Background: Despite the wide use of next generation sequencing, there are still many difficulties in detecting structural variants. A split read is one of the clues of structural variants and is represented as a soft-clipped read in the raw sequencing data. Considering that most of the breakpoints of structural variants reside in non-coding regions, split read information has not been routinely used in exome sequencing or targeted panel sequencing. Recently, SCRAMble, a software capable of detecting mobile element insertion (MEI) and deletion based on soft-clipped read clusters (SCRCs), was shown to provide an additional diagnostic yield of 0.03 - 0.25%. SCRAMble is the only software that can be used for exome sequencing or targeted panel sequencing to detect structural variants based on SCRC information. The aim of present study was to establish a working procedure of utilizing SCRC information using SCRAMble in clinical exome sequencing and to assess its diagnostic yield.
Methods: Raw sequencing data of clinical exome sequencing were retrospectively analyzed using SCRAMble to search MEIs and deletions.

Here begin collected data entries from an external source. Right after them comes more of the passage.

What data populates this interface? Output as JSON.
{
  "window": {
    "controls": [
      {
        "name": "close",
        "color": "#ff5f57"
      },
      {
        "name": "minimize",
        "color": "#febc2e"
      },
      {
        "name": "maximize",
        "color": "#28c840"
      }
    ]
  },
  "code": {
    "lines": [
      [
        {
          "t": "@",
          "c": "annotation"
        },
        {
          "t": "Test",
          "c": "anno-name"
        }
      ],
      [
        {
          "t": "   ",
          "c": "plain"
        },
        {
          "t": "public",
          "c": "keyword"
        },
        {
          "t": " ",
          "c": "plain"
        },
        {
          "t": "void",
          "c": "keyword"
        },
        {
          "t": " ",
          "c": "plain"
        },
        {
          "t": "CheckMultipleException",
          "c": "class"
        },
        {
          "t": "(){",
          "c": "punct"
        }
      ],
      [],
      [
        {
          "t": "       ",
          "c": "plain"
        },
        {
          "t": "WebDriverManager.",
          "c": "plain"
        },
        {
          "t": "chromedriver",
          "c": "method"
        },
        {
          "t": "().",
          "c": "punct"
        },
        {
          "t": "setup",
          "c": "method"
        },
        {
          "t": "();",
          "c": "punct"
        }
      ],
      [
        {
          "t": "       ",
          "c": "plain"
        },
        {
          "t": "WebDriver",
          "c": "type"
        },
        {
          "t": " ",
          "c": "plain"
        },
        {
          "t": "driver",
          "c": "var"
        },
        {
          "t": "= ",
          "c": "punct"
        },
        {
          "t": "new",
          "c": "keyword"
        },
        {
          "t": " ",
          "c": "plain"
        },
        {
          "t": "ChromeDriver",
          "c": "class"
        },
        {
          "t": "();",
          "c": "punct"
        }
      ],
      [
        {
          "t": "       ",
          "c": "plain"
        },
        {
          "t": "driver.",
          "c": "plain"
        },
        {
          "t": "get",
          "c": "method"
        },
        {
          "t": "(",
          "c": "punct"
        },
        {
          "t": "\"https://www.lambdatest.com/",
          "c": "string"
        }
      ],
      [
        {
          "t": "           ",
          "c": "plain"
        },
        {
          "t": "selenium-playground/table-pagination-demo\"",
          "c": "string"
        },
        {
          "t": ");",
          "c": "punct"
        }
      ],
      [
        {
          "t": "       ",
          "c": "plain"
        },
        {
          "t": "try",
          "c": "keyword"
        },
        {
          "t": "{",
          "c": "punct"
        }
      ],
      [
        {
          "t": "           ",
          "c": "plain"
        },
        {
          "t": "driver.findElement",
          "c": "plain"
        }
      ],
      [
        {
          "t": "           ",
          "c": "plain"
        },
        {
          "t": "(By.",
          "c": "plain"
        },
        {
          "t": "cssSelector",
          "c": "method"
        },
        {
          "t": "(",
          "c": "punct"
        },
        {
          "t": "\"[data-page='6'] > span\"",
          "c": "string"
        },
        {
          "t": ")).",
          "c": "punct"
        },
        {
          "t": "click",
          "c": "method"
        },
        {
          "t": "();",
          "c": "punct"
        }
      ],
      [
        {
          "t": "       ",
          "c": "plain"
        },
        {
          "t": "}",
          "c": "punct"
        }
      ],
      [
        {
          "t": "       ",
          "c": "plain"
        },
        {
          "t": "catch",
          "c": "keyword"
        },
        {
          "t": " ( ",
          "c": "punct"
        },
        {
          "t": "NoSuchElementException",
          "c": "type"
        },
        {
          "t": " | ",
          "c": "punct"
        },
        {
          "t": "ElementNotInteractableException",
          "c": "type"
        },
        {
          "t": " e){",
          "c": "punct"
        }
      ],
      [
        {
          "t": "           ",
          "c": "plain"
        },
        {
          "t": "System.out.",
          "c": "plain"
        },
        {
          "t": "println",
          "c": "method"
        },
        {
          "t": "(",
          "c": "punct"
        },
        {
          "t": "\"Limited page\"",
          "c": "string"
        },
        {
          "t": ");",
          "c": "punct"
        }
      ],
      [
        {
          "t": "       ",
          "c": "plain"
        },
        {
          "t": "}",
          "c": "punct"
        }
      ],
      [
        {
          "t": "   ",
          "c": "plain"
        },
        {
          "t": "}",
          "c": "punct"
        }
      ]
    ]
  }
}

SCRAMble software was installed according to the manufacturer’s instructions and default parameters except for one, mei-score, which was adjusted for sensitivity, were used. RefSeq gene annotation was performed for both MEI and deletion calls using ANNOVAR. Blacklist-based filtering was used to reduce candidate MEI/deletion calls. Clinical relevance was manually evaluated for the remaining variant calls.

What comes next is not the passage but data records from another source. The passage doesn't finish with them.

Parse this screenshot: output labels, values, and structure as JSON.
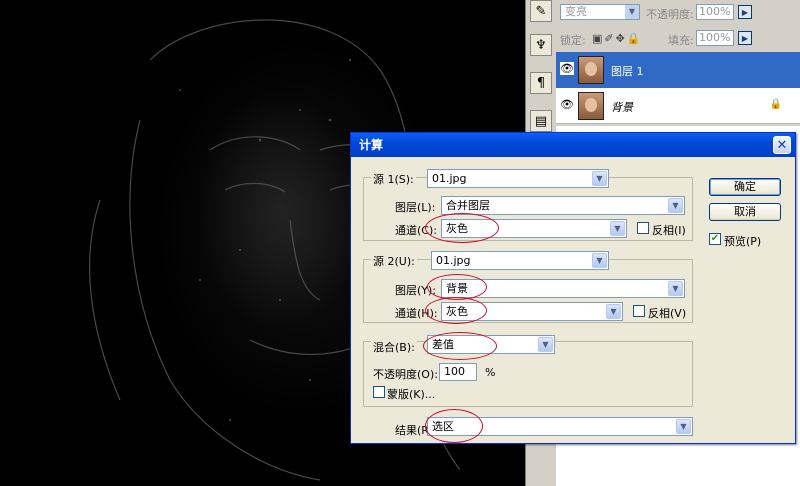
{
  "layers_panel": {
    "blend_mode": "变亮",
    "opacity_label": "不透明度:",
    "opacity_value": "100%",
    "lock_label": "锁定:",
    "fill_label": "填充:",
    "fill_value": "100%",
    "layers": [
      {
        "name": "图层 1",
        "selected": true
      },
      {
        "name": "背景",
        "locked": true
      }
    ]
  },
  "dialog": {
    "title": "计算",
    "source1": {
      "label": "源 1(S):",
      "file": "01.jpg",
      "layer_label": "图层(L):",
      "layer_value": "合并图层",
      "channel_label": "通道(C):",
      "channel_value": "灰色",
      "invert_label": "反相(I)"
    },
    "source2": {
      "label": "源 2(U):",
      "file": "01.jpg",
      "layer_label": "图层(Y):",
      "layer_value": "背景",
      "channel_label": "通道(H):",
      "channel_value": "灰色",
      "invert_label": "反相(V)"
    },
    "blending": {
      "label": "混合(B):",
      "value": "差值",
      "opacity_label": "不透明度(O):",
      "opacity_value": "100",
      "opacity_unit": "%",
      "mask_label": "蒙版(K)..."
    },
    "result": {
      "label": "结果(R):",
      "value": "选区"
    },
    "ok_label": "确定",
    "cancel_label": "取消",
    "preview_label": "预览(P)",
    "preview_checked": true
  },
  "colors": {
    "highlight_circle": "#c8102e",
    "selection": "#3169c6",
    "titlebar": "#0048d8"
  }
}
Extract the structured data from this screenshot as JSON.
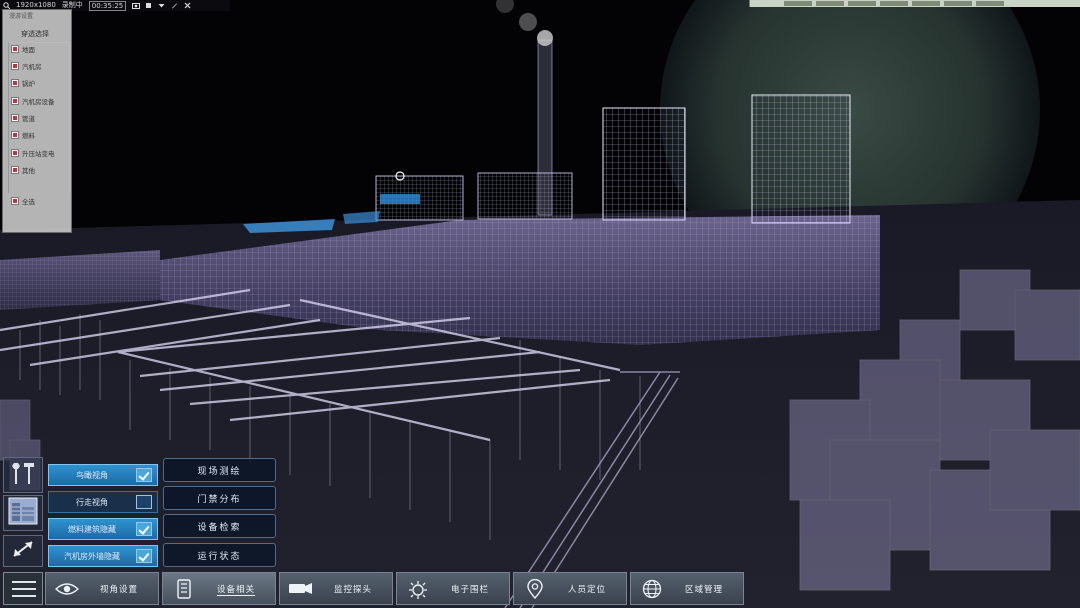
{
  "statusbar": {
    "resolution": "1920x1080",
    "mode": "录制中",
    "timer": "00:35:25"
  },
  "layer_panel": {
    "title": "漫游设置",
    "subtitle": "穿透选择",
    "items": [
      {
        "label": "地面",
        "checked": true
      },
      {
        "label": "汽机房",
        "checked": true
      },
      {
        "label": "锅炉",
        "checked": true
      },
      {
        "label": "汽机房设备",
        "checked": true
      },
      {
        "label": "管道",
        "checked": true
      },
      {
        "label": "燃料",
        "checked": true
      },
      {
        "label": "升压站变电",
        "checked": true
      },
      {
        "label": "其他",
        "checked": true
      }
    ],
    "select_all": {
      "label": "全选",
      "checked": true
    }
  },
  "view_options": [
    {
      "label": "鸟瞰视角",
      "checked": true
    },
    {
      "label": "行走视角",
      "checked": false
    },
    {
      "label": "燃料建筑隐藏",
      "checked": true
    },
    {
      "label": "汽机房外墙隐藏",
      "checked": true
    }
  ],
  "sub_menu": [
    "现场测绘",
    "门禁分布",
    "设备检索",
    "运行状态"
  ],
  "nav": [
    {
      "label": "视角设置",
      "icon": "eye-icon"
    },
    {
      "label": "设备相关",
      "icon": "device-icon",
      "active": true
    },
    {
      "label": "监控探头",
      "icon": "camera-icon"
    },
    {
      "label": "电子围栏",
      "icon": "fence-icon"
    },
    {
      "label": "人员定位",
      "icon": "location-pin-icon"
    },
    {
      "label": "区域管理",
      "icon": "globe-icon"
    }
  ],
  "tools": [
    "wrench-hammer-icon",
    "building-thumbnail-icon",
    "resize-arrows-icon",
    "menu-icon"
  ],
  "colors": {
    "accent": "#2e93cf",
    "panel": "#0a1628",
    "wireframe": "#b9a8ff",
    "checkbox_mark": "#c0333a"
  }
}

Results: One diagnostic MEI, which is a founder variant in East Asia, was detected in two cases (2/266, 0.75%). In addition, two diagnostic deletions, which had been previously detected in depth-of-coverage (DOC)-based copy number variant (CNV) callers, were detected (2/266, 0.75%). Base-level breakpoints that could not be derived by the DOC-based callers were identified for these two deletions using SCRAMble. Most SCRCs were repetitive among cases and blacklist-based filtering reduced candidate MEI/deletion calls by 49.5 - 94.5%, leaving a considerable number of variant calls to be manually validated.
Conclusions: SCRC screening in exome or targeted panel sequencing may provide additional diagnostic yield either by pathogenic MEI detection or reassurance of deletions identified by DOC-based CNV callers. Development of an efficient filtering algorithm is warranted.